November Monthly Gathering – Treason!

Until it is deemed once again safe to return to meeting as a group, Southeast Michigan Mensa will be presenting a series of lectures on Zoom. These programs are “members only” events, and not open to the public.  Members should consult this month’s newsletter to register.  If you are not a member, why not join us?  See how at the “Join Now” tab above.

For David Tenenbaum, an Orthodox Jew, life has not been the same since February 1997. That’s when he was suspended from his job of 13 years as an engineer at the Army’s Tank Automotive and Armaments Command (TACOM) headquarters in Warren, and the media reported that he was suspected of being a spy for Israel.

Some of those involved in the investigation characterized Tenenbaum as another Jonathan Pollard, a Navy analyst sentenced to a life term for giving classified material to Israel in the 1980’s and paroled in 2015. Mr. Tenenbaum was interrogated at length by the FBI and Army intelligence, polygraphed, placed (along with his wife) under 24-hour surveillance and his home was searched. Items collected as evidence in the FBI’s search of his home included a drawing by one of his children of some Hebrew letters, which the FBI suspected to be a coded message.

After more than a year of investigation, the FBI officially closed the case.

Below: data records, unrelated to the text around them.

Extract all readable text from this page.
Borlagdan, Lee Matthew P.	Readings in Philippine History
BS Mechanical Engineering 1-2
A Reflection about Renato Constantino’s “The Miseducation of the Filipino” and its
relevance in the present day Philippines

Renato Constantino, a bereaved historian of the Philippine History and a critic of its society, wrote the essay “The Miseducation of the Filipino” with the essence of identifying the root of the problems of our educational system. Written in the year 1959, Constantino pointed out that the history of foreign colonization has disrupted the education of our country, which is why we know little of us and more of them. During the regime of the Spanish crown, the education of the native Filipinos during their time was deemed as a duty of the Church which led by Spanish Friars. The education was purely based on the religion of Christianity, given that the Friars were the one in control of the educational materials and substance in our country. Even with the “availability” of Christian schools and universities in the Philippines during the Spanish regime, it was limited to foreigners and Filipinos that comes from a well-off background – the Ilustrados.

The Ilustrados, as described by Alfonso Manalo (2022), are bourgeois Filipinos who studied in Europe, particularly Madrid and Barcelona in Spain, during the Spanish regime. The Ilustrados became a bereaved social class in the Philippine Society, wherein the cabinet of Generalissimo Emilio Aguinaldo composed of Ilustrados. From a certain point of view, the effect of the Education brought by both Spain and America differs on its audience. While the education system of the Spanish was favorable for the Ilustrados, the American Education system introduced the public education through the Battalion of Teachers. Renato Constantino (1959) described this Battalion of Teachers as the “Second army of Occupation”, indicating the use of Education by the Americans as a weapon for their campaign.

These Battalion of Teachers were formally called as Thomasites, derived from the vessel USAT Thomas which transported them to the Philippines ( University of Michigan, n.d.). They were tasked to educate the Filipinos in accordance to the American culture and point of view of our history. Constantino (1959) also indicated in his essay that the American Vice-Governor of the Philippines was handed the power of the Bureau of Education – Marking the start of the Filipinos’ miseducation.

The U.S. Attorney’s office declined to prosecute, stating: “There is no question that if evidence existed which would prove this case, then these agents would have found it.”

Mr. Tenenbaum returned to work at TACOM and his security clearance was eventually restored. Yet despite having never been charged, some of his colleagues still shunned him on both a personal and professional level, fearing guilt by association, and/or believing him to have evaded prosecution due only to a lack of evidence, and that he was, in fact, a traitor. 

In 2008 the Department of Defense’s Inspector General issued a scathing condemnation of the investigation, and ruled the allegations against Tenenbaum were “both false and initiated with a discriminatory intent.”

Twenty-two years after the investigation ended, David Tennenbaum is still involved in litigation, but the Army steadfastly refuses to make Tenenbaum whole and compensate him for the false accusations against him.

Join us on Saturday, November 21 to learn what Mr. Tenenbaum actually did to merit such intense scrutiny by the government, if the investigation actually was motivated by prejudice, and the personal toll of the government’s actions on an American family. The Zoom window will open at 630pm for mingling. The program starts at 7pm.